Она покачивалась, покачивалась, и вдруг он, уловив момент, когда она чуть отклонилась назад, пружинистым движением выбросил себя из кровати, и, схватив ее за волосы, довольно грубо втащил в комнату, так что она плюхнулась на пол задом. Потом она сидела на полу, ухитряясь одновременно хныкать от боли, полученной во время приземления, изгибая спину, и тихо едко смеяться. Он одевался.

— Ты уходишь?

— Да.

— Прости меня. Останься.

Он говорил себе: «Чтобы еще раз… да ни ногой!» Но миновало несколько дней, и в груди поднималась такая тоска, так хотелось увидеть ее и так хотелось ее фокусов, что он опять приходил в общагу, поднимался на седьмой этаж. В ее сумасшествии воплотилось что-то неподдельно искреннее, что отзывалось в душе такой же взаимной сумасшедшинкой, некой щекоткой запредельного, бунтом против тех божков, в требовательные границы которых ты помещен, а это и правда чем-то похоже на ощущение безрассудного полета к ускользающей Луне.
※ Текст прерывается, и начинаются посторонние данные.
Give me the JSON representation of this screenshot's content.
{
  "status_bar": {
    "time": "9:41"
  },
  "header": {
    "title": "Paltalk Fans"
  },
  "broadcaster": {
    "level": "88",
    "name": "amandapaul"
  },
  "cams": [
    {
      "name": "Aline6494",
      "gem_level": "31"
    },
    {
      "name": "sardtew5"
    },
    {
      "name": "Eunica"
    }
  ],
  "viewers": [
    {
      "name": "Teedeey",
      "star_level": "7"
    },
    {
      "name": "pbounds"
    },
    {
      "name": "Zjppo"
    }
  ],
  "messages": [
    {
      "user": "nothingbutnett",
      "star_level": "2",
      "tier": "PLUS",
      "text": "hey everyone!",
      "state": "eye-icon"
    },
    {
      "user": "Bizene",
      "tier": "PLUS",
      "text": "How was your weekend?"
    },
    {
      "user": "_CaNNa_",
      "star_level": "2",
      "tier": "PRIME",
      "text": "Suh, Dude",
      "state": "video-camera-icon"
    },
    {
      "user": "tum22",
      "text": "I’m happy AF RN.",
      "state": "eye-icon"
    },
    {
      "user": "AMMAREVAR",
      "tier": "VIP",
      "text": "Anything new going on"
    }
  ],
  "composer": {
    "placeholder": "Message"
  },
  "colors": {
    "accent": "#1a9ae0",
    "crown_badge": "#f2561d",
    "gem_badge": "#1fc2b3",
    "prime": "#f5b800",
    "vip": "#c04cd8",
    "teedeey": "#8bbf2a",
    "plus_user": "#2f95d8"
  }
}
Как-то зимним вечером по пути, кажется, в кино, или куда-то еще они шли малолюдным проулком, Дарья остановилась, глаза ее заблестели тем особым блеском, который он уже знал, и сказала весело:

— Сегодня год, как мы встретились первый раз… Ты забыл? Расстанемся прямо здесь! Навсегда!.. — И смеясь, стремительная, развевая полами широкой книзу легкой серой шубки, пошла от него назад.

Но ее сумасшествие, как в зеркале, тотчас отразилось в нем самом, ожгло его изнутри, и он, подчиняясь этому яростному огню, быстро нагнал ее, взял за плечо, развернул к себе и коротко, не очень, кажется, сильно, но все-таки с душой, выметнул кулак. Хлоп! Когда она приземлилась спиной в сугроб, полы шубки взметнулись, юбка задралась, обнажая темные теплые рейтузы.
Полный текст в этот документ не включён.